Hi,
I am facing a problem with code hoisting from a loop in our backend.
This problem seems to be hinted at on:
-fbranch-target-load-optimize
Perform branch target register load optimization before prologue /
epilogue threading. The use of target registers can typically be exposed
only during reload, thus hoisting loads out of loops and doing
inter-block scheduling needs a separate optimization pass.
However, the problem has nothing to do with this flag.

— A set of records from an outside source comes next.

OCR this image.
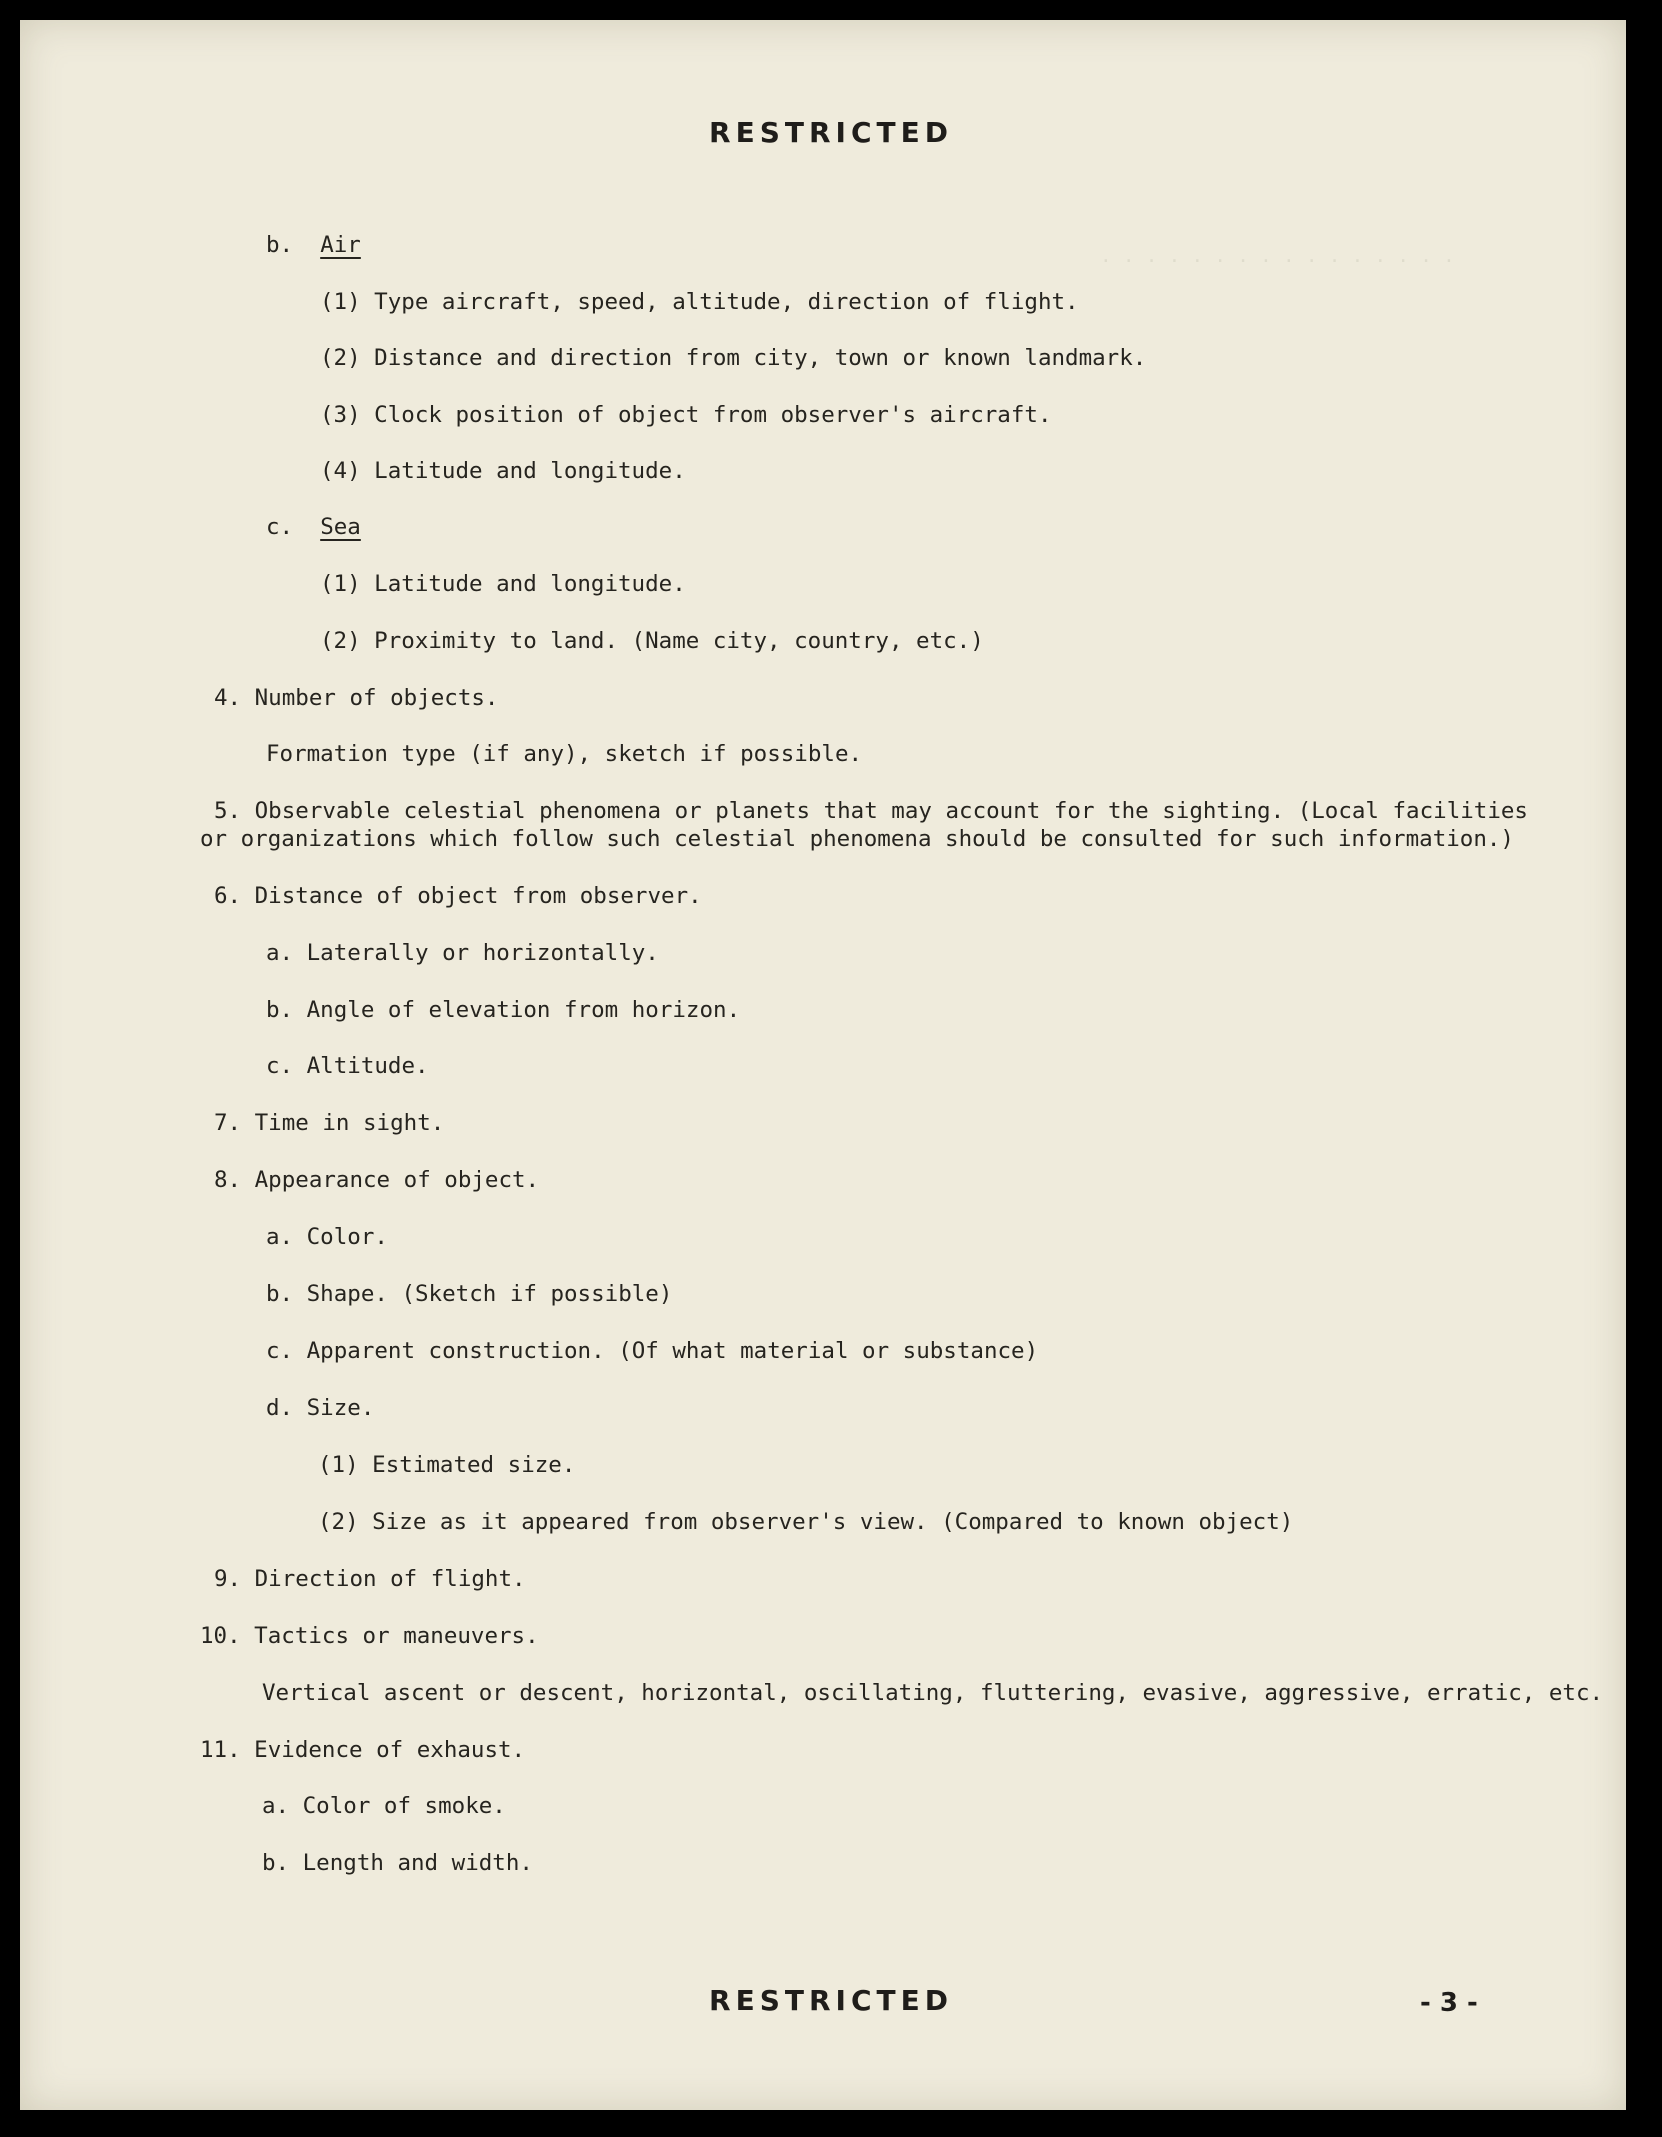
· · · · · · · · · · · · · · · ·
RESTRICTED
b. Air
(1) Type aircraft, speed, altitude, direction of flight.
(2) Distance and direction from city, town or known landmark.
(3) Clock position of object from observer's aircraft.
(4) Latitude and longitude.
c. Sea
(1) Latitude and longitude.
(2) Proximity to land. (Name city, country, etc.)
4. Number of objects.
Formation type (if any), sketch if possible.
5. Observable celestial phenomena or planets that may account for the sighting. (Local facilities
or organizations which follow such celestial phenomena should be consulted for such information.)
6. Distance of object from observer.
a. Laterally or horizontally.
b. Angle of elevation from horizon.
c. Altitude.
7. Time in sight.
8. Appearance of object.
a. Color.
b. Shape. (Sketch if possible)
c. Apparent construction. (Of what material or substance)
d. Size.
(1) Estimated size.
(2) Size as it appeared from observer's view. (Compared to known object)
9. Direction of flight.
10. Tactics or maneuvers.
Vertical ascent or descent, horizontal, oscillating, fluttering, evasive, aggressive, erratic, etc.
11. Evidence of exhaust.
a. Color of smoke.
b. Length and width.
RESTRICTED	- 3 -
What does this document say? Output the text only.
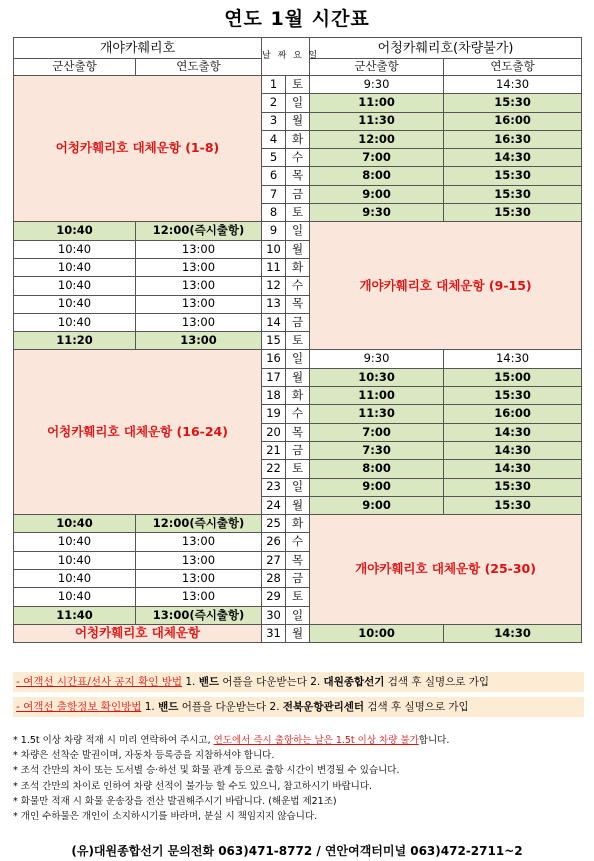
연도 1월 시간표
개야카훼리호		날 짜 요 일		어청카훼리호(차량불가)	
군산출항	연도출항			군산출항	연도출항
어청카훼리호 대체운항 (1-8)		1	토	9:30	14:30
		2	일	11:00	15:30
		3	월	11:30	16:00
		4	화	12:00	16:30
		5	수	7:00	14:30
		6	목	8:00	15:30
		7	금	9:00	15:30
		8	토	9:30	15:30
10:40	12:00(즉시출항)	9	일	개야카훼리호 대체운항 (9-15)	
10:40	13:00	10	월		
10:40	13:00	11	화		
10:40	13:00	12	수		
10:40	13:00	13	목		
10:40	13:00	14	금		
11:20	13:00	15	토		
어청카훼리호 대체운항 (16-24)		16	일	9:30	14:30
		17	월	10:30	15:00
		18	화	11:00	15:30
		19	수	11:30	16:00
		20	목	7:00	14:30
		21	금	7:30	14:30
		22	토	8:00	14:30
		23	일	9:00	15:30
		24	월	9:00	15:30
10:40	12:00(즉시출항)	25	화	개야카훼리호 대체운항 (25-30)	
10:40	13:00	26	수		
10:40	13:00	27	목		
10:40	13:00	28	금		
10:40	13:00	29	토		
11:40	13:00(즉시출항)	30	일		
어청카훼리호 대체운항		31	월	10:00	14:30
- 여객선 시간표/선사 공지 확인 방법 1. 밴드 어플을 다운받는다 2. 대원종합선기 검색 후 실명으로 가입
- 여객선 출항정보 확인방법 1. 밴드 어플을 다운받는다 2. 전북운항관리센터 검색 후 실명으로 가입
* 1.5t 이상 차량 적재 시 미리 연락하여 주시고, 연도에서 즉시 출항하는 날은 1.5t 이상 차량 불가합니다.
* 차량은 선착순 발권이며, 자동차 등록증을 지참하셔야 합니다.
* 조석 간만의 차이 또는 도서별 승·하선 및 화물 관계 등으로 출항 시간이 변경될 수 있습니다.
* 조석 간만의 차이로 인하여 차량 선적이 불가능 할 수도 있으니, 참고하시기 바랍니다.
* 화물만 적재 시 화물 운송장을 전산 발권해주시기 바랍니다. (해운법 제21조)
* 개인 수하물은 개인이 소지하시기를 바라며, 분실 시 책임지지 않습니다.
(유)대원종합선기 문의전화 063)471-8772 / 연안여객터미널 063)472-2711~2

Our architecture doesn't allow something like:
store 0,(X+2) ; store 0 into mem of X+2
So we need to do
load Y,0 ; load Y with constant zero
store Y,(X+2) ; store the 0 in Y into mem of X+2
If I compile a loop:
int vec[8];
int i = 0;
while(i++ < 8)
vec[i] = 0;
I something like:
load X,#vec
?L2:
load Y,0
store Y,(X+0)
add X,1
The load Y,0 though should be out of the loop.
I know what the problem is... gcc during expand has:
For ?L2 bb:
(set (mem/s:QI (reg:QI 41)) (const_int 0))
This is only transformed after the reload into:
(set (reg:QI Y) (const_int 0))
(set (mem/s:QI X) (reg:QI Y))
And so there's no opportunity after reloading for hoistering it seems...
so I though about splitting the insn into two during expand:
(set (reg:QI Y) (const_int 0))
(set (mem/s:QI X) (reg:QI Y))
But then this is combined by cse into:
(set (mem/s:QI (reg:QI 41)) (const_int 0))
and bammm, same problem. No loop hoisting. What's the best way to handle
this? Any suggestions?
Cheers,
Paulo Matos